摘要: 三元组抽取是知识学习、图谱构建的基础性工作。针对当前任务模型多存在实体识别与关系抽取语义关联不强、实体嵌套、关系重叠,以及既有概念知识关注不多等问题,融合形式化概念与神经网络模型,提出一种基于关系形式化概念的端到端三元组抽取方法。提出关系形式化概念标签,以统一实体与关系的语义表达,把实体识别问题转换为概念标签学习问题;将实体输入到关系形式化概念注意力模型,该注意力机制力图捕获关系主客体概念的连通内涵特征,即训练获得每个关系标签对应的主客体及它们上下文依存谓词的综合特征;通过多个关系分类器输出每对主客体的多关系标签,实现基于概念连通的多关系抽取;另外模型还可引入既有形式化概念的外延、内涵,以改善模型对语料标签的依赖,以及实体嵌套导致的标记难题。实验基于两份数据集,采用三种评价指标对模型性能进行评价分析。实验结果证明提出的模型在知识抽取上具有切实可行的效果,可改善实体嵌入、关系重叠问题。

关键词: 三元组抽取, 形式化概念, 注意力, 关系重叠

Abstract: Triple extraction is the basic work of knowledge learning and knowledge graph construction. Aiming at the problems of entity recognition and relation extraction in current task models such as weak semantic association, entity nesting, relation overlap, and not much attention to existing concept knowledge, combining formal concept and neural network model, an end-to-end triple extraction method based on formal concept of relation is proposed.
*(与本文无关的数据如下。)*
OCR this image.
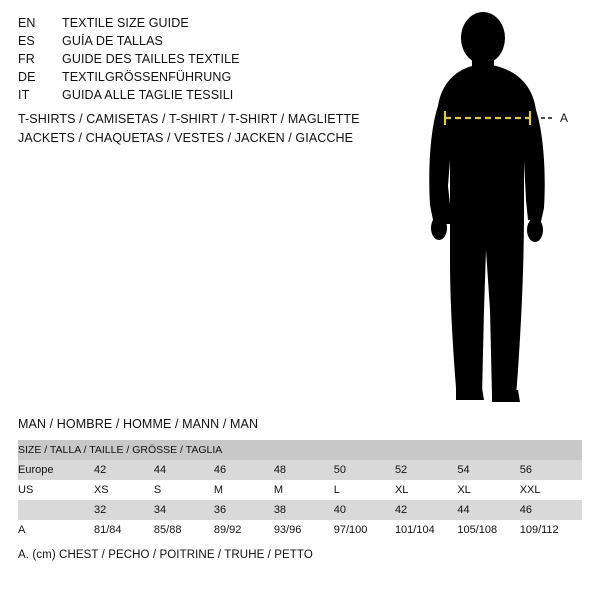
EN	TEXTILE SIZE GUIDE
ES	GUÍA DE TALLAS
FR	GUIDE DES TAILLES TEXTILE
DE	TEXTILGRÖSSENFÜHRUNG
IT	GUIDA ALLE TAGLIE TESSILI
T-SHIRTS / CAMISETAS / T-SHIRT / T-SHIRT / MAGLIETTE
JACKETS / CHAQUETAS / VESTES / JACKEN / GIACCHE
A
MAN / HOMBRE / HOMME / MANN / MAN
SIZE / TALLA / TAILLE / GRÖSSE / TAGLIA								
Europe	42	44	46	48	50	52	54	56
US	XS	S	M	M	L	XL	XL	XXL
	32	34	36	38	40	42	44	46
A	81/84	85/88	89/92	93/96	97/100	101/104	105/108	109/112
A. (cm) CHEST / PECHO / POITRINE / TRUHE / PETTO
The model puts forward formal concept label of relation to unify the semantic expression of the entity and the relation, and converts the entity recognition problem into the concept label learning problem. The entity is input into the relational formal concept attention model, and the attention mechanism tries to capture the main relation. The connected connotation feature of the object concept, that is, the comprehensive features of the subject and object corresponding to each relation label and their context-dependent predicates are obtained through. The multiple relation labels of each pair of subject and object are output through multiple relation classifiers to realize the concept-based connectivity multi-relation extraction. In addition, the model can also introduce the extension and connotation of existing formal concept to improve the dependence on corpus tags and the tagging difficulties of model caused by entity nesting. The results on two datasets prove that the proposed model has practical effects on knowledge extraction, and can improve the problems of entity embedding and relation overlap.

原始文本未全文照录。